Other sources of Kingston's apprehension about her gender include the stories of baby girls being deliberately suffocated to death in ashes, which account for her recurring nightmares of babies being hurt. Unknowingly, Brave Orchid's sharing these horrific tales with Kingston undercuts any positive effect she might be trying to instill in her daughter. Rather than increase Kingston's self-esteem, these talk-stories cause her to question her own sense of self-worth. "My mother has given me pictures to dream — nightmare babies that recur, shrinking again and again to fit in my palm," Kingston writes. "I curl my fingers to make a cradle for the baby, my other hand an awning. But in a blink of inattention, I would mislay the baby. . . . Or bathing it, I carefully turn the right-hand faucet, but it spouts hot water, scalding the baby until its skin tautens and its face becomes nothing but a red hole of a scream." In this extended passage, note the repetitive "I" that begins each declarative sentence; Kingston tries to reassure herself that she "would protect the dream baby, not let it suffer, not let it out of my sight." However, no matter how many times she dreams of saving the baby, she fails to protect it, and the baby "recedes" from her.

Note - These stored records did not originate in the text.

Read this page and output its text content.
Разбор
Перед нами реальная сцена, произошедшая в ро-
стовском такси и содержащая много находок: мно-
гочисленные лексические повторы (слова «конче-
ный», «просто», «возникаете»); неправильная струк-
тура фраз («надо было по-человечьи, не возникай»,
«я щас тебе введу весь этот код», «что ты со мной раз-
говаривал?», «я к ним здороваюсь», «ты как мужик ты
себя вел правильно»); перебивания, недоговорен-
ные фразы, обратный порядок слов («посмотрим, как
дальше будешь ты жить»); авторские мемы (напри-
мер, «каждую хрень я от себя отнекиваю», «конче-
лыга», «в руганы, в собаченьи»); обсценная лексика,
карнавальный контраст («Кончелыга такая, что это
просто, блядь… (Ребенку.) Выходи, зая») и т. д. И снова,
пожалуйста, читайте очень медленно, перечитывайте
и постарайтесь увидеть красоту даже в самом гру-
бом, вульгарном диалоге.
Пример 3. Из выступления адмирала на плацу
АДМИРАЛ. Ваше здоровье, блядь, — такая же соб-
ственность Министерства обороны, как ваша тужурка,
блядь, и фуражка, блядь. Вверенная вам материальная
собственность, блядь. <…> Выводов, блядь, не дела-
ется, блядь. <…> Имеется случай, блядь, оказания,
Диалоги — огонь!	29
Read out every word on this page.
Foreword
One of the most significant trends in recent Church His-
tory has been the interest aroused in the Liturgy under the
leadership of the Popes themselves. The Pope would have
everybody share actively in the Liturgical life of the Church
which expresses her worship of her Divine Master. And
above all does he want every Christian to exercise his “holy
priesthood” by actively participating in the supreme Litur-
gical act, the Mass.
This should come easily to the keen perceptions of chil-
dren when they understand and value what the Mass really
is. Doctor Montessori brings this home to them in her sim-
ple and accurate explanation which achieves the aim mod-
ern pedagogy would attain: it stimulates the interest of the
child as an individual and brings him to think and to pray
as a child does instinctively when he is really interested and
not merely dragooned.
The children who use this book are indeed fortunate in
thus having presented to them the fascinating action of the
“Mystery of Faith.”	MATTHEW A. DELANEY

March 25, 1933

Against this backdrop of dead baby girls and babies who die because they cannot defecate, Kingston struggles to keep her sanity. Her anguish is worsened by her uncertainty as to whether or not her mother might have taken part in these infanticides, or baby killings. "To make my waking life American-normal," she writes, "I turn on the lights before anything untoward makes an appearance. I push the deformed into my dreams, which are in Chinese, the language of impossible stories." Again, China is "invisible," a subconscious world that threatens Kingston most at night. She can smell China; she can hear China ("my mother funneled China into our ears"); she can even taste China ("Mother! Mother! It's happening again. I taste something in my mouth, but I'm not eating anything"); but she cannot see China for herself. In contrast, America is the observable, physical world of the every day. Even when Kingston speaks of the innumerable ghosts that surround her in her American life, she differentiates between these intimidating ghosts' physicalness and the unknown — and, therefore, more terrifying — forms of ghosts that she would encounter were she and her family to move to China: "I did not want to go where the ghosts took shapes nothing like our own."